The new literary salon at London's Shoreditch House (it's like a book club but with cocktails, heckling and a swimming pool) invites book lovers to put themselves on the line by nominating "The Story of My Life". So far, literary fandom is divided along gender lines. Boys have chosen The Wind In The Willows and The Hitchhiker's Guide To The Galaxy ; girls have picked Tess Of The D'Urbervilles and Valley Of The Dolls. Reader, it was I who chose Tess. And defending a secret and formative passion for Hardy to a room full of literati is probably too revealing for anyone's good. At least film buffs and book lovers don't base their choices on focus group politics.
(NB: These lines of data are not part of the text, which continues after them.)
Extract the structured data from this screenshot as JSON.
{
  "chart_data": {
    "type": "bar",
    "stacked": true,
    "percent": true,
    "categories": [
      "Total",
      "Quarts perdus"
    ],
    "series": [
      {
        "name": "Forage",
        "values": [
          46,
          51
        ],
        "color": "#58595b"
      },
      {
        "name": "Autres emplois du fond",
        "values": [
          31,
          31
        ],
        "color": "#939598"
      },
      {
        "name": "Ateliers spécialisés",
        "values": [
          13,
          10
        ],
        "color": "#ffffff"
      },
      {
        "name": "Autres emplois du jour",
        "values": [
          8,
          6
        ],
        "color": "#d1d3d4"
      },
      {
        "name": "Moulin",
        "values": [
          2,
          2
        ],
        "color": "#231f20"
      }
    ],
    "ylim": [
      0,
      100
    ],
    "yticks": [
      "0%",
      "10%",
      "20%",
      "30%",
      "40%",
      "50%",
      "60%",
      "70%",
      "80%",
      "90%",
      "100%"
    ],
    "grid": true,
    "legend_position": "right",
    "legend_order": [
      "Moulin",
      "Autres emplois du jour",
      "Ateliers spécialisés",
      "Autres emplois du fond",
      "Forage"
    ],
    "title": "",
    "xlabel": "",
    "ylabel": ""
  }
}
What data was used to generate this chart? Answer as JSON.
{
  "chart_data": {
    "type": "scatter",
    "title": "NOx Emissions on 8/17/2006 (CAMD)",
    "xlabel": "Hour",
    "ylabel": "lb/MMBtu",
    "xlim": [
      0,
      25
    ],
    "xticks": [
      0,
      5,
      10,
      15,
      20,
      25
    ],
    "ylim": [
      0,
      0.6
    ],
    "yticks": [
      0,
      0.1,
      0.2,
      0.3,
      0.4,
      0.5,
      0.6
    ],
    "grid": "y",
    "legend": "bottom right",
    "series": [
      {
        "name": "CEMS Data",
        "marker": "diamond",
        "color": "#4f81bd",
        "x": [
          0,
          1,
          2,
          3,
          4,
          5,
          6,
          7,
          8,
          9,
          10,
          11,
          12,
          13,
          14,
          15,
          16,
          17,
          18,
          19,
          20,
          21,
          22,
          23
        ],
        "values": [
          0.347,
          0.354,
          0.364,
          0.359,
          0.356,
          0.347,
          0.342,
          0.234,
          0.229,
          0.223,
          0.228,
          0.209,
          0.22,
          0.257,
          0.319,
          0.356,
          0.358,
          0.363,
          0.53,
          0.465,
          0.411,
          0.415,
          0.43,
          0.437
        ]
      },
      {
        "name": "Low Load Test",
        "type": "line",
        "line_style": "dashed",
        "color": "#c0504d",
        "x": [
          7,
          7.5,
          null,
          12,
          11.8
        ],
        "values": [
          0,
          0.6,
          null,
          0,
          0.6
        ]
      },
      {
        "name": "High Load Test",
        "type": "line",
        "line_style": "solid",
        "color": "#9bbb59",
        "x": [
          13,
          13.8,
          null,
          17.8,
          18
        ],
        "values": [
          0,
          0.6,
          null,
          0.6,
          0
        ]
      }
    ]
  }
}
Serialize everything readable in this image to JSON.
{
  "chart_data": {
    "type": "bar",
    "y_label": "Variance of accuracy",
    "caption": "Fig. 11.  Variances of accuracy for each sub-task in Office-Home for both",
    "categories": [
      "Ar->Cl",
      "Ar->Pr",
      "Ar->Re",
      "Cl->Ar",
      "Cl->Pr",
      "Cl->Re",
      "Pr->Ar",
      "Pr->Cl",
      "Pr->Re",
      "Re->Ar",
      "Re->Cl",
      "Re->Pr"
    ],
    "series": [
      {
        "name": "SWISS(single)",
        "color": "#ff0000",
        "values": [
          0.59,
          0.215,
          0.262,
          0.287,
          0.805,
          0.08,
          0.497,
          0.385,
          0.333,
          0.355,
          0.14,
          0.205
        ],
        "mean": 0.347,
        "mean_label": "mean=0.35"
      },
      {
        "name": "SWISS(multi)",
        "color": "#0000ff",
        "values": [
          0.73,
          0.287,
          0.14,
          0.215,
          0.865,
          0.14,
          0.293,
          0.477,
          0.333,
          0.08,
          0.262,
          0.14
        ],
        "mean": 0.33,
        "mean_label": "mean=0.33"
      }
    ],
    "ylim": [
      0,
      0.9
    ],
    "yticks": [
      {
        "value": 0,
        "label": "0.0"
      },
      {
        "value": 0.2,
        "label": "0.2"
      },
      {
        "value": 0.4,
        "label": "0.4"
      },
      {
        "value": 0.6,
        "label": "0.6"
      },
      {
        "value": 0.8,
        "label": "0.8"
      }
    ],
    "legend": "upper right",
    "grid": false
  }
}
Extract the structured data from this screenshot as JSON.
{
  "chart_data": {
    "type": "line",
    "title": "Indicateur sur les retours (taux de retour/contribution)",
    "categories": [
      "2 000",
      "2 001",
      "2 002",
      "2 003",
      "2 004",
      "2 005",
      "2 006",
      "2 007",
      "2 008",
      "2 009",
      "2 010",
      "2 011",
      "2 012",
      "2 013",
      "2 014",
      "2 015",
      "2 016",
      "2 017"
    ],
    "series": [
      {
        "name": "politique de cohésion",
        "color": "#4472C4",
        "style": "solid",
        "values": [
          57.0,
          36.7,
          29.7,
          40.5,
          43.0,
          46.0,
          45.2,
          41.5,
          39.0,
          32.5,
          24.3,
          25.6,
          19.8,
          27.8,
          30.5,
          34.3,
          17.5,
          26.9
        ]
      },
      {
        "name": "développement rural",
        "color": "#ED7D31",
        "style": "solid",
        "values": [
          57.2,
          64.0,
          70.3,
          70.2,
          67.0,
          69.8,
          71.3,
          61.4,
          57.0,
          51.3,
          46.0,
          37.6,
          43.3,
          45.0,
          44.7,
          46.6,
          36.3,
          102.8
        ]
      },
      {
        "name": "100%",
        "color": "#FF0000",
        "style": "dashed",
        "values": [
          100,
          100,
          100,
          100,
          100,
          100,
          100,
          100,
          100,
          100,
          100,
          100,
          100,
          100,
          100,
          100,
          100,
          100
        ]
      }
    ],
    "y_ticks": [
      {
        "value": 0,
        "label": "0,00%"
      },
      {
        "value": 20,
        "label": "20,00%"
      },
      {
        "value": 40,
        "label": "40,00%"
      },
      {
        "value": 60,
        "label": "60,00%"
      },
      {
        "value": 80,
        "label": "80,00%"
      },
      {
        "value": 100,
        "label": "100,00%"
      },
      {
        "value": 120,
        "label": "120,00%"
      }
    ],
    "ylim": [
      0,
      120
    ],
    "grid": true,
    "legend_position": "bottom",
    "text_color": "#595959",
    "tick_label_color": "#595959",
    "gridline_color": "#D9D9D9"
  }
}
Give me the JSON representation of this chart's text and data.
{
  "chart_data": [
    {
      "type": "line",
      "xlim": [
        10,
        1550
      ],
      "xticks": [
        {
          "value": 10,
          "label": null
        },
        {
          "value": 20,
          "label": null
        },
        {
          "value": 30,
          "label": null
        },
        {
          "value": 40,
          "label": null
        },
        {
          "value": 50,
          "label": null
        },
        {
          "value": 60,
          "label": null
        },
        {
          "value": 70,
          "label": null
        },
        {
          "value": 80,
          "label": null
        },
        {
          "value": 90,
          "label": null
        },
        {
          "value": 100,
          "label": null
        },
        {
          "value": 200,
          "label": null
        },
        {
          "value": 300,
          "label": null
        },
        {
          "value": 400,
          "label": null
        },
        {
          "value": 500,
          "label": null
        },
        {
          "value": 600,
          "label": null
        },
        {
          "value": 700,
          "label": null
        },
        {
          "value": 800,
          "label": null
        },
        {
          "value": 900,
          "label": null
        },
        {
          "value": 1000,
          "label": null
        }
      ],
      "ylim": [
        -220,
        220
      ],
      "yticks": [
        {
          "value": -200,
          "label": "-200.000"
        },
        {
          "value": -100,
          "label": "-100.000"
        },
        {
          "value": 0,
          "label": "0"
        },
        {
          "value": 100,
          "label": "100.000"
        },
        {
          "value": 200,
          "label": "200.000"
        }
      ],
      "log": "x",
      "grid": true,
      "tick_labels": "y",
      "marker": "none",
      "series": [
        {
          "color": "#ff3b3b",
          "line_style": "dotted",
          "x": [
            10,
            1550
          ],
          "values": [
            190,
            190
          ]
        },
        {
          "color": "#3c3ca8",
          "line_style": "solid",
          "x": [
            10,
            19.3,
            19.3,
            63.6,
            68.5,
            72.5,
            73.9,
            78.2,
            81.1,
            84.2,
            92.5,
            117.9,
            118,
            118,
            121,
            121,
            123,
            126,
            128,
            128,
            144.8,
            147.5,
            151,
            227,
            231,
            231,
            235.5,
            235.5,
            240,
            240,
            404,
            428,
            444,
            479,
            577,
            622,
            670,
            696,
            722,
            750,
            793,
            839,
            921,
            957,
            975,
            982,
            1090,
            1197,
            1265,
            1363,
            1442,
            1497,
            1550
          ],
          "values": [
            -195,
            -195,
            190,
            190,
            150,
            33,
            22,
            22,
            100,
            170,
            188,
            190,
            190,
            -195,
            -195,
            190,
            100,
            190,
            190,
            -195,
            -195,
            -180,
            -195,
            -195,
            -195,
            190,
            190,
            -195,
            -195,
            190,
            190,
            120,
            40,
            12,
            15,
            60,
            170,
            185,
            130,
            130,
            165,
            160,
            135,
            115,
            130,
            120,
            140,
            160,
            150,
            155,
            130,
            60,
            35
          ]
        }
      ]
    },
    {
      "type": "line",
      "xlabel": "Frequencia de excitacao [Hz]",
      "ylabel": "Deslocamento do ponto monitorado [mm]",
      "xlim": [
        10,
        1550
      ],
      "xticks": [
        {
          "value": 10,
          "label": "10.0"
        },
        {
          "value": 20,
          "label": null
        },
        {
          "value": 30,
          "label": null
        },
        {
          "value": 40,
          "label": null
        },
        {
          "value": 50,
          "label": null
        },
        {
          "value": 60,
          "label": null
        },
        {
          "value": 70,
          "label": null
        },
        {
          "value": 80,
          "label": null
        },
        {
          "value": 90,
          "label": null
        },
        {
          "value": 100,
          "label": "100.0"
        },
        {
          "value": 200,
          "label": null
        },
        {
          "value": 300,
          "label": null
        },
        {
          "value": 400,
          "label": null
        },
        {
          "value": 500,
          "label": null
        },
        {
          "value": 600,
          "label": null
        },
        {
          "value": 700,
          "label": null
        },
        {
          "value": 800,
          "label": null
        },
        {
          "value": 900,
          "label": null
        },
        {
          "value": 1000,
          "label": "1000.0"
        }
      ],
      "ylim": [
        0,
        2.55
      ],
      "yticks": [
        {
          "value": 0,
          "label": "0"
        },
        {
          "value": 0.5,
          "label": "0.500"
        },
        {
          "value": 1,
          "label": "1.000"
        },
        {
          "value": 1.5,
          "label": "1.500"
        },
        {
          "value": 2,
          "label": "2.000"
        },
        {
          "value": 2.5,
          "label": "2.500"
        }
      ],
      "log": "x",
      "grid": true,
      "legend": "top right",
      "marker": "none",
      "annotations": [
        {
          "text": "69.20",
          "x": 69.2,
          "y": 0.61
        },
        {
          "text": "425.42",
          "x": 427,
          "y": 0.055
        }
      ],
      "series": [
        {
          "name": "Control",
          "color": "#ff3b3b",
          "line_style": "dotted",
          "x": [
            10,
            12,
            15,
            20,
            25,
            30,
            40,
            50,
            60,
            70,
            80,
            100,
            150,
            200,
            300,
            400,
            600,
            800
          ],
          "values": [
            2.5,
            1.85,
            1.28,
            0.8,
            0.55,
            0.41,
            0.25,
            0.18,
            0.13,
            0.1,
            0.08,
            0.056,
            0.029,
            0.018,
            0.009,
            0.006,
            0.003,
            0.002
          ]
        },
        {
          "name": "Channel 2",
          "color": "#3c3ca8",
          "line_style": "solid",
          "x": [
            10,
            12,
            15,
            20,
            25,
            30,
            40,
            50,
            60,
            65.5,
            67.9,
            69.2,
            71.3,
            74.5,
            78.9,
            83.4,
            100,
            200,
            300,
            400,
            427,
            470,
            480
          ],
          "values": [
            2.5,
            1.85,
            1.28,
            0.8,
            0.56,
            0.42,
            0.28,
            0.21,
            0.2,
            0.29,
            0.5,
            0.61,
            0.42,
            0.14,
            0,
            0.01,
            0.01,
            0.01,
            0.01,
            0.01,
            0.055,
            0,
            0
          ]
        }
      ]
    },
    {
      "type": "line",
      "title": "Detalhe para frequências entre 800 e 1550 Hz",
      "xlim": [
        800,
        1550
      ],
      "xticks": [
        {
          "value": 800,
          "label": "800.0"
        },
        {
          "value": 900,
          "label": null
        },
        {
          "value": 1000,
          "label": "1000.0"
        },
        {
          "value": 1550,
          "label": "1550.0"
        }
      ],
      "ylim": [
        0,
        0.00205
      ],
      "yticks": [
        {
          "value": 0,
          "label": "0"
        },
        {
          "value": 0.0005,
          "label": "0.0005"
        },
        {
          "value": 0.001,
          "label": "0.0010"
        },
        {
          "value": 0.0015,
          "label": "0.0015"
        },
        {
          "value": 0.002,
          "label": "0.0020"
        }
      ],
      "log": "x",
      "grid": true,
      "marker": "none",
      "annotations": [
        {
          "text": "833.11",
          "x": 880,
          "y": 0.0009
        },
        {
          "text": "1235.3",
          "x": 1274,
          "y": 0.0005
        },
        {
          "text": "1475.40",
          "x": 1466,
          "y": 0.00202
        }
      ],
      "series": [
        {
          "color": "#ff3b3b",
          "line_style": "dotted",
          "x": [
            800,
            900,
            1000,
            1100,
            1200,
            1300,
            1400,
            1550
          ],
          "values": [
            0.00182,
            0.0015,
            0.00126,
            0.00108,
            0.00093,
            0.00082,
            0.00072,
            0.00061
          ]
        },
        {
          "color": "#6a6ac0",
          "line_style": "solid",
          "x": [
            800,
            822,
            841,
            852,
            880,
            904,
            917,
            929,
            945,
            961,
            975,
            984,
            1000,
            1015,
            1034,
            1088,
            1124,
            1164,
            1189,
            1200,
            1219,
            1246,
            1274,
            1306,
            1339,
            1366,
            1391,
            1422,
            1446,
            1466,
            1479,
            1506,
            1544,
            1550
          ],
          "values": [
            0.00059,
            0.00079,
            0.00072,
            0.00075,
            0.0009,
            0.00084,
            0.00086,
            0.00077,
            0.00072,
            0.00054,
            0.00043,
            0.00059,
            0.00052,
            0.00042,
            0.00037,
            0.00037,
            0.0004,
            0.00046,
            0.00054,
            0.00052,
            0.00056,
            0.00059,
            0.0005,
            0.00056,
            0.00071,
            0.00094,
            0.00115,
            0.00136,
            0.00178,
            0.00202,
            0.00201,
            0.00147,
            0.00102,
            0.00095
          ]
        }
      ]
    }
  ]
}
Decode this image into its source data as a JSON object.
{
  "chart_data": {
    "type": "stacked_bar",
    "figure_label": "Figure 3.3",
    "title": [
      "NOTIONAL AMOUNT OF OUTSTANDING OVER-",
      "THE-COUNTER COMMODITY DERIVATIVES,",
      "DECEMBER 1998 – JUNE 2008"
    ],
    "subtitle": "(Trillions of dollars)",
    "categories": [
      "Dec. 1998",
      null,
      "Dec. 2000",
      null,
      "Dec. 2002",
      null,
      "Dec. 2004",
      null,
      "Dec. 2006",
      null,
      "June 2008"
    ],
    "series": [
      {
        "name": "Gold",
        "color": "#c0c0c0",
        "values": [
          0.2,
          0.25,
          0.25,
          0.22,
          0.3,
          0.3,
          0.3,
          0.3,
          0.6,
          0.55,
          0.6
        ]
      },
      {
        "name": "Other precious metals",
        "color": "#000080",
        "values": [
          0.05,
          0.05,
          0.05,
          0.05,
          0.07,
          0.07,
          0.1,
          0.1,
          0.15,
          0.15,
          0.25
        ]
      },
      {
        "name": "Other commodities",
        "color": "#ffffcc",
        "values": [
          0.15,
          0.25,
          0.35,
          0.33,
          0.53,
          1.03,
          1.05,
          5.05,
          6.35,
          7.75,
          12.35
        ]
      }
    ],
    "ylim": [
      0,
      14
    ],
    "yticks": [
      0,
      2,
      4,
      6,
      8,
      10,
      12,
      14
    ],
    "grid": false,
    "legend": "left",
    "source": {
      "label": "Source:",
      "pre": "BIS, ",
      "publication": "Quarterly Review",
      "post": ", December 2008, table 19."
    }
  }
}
Gordon Brown's favourite film, Chariots Of Fire (Scot faces choice between duty and glory) may have been a considered one, but it shows more honesty than David Cameron's Desert Island Discs. For picking Benny Hill's Ernie (The Fastest Milkman In The West) as one of his inoffensive ditties, he should be exiled and made to listen to it for life.

Don't stop at bras

I was surprised to be invited on Facebook to join Busts for Justice, a group for women with larger breasts. But no, the targeted marketing (which offers dating agencies to "single" Facebook users and divorce lawyers to those who switch their relationship status to "married") has not gone wrong. B4J is protesting against Marks & Spencer charging more for bigger bras – a campaign any modern feminist must support. But where will it protest against John Lewis's larger pants – a horrific polyester invention that heats the rear to "melt" fat cells into liquid. Women, respect your bodies. Bottoms for Justice is here.

Short shrift for George

Someone who does need larger pants is George Osborne, who was pictured cycling to work in a pair of budgie-smugglers that scared pigeons and did nothing to conceal his Tory policies. While I support the Home Secretary's right to carry accidental cleavage in public, I object to anyone turning up to work in teeny, tiny shorts. It's hard enough already to take wee George seriously.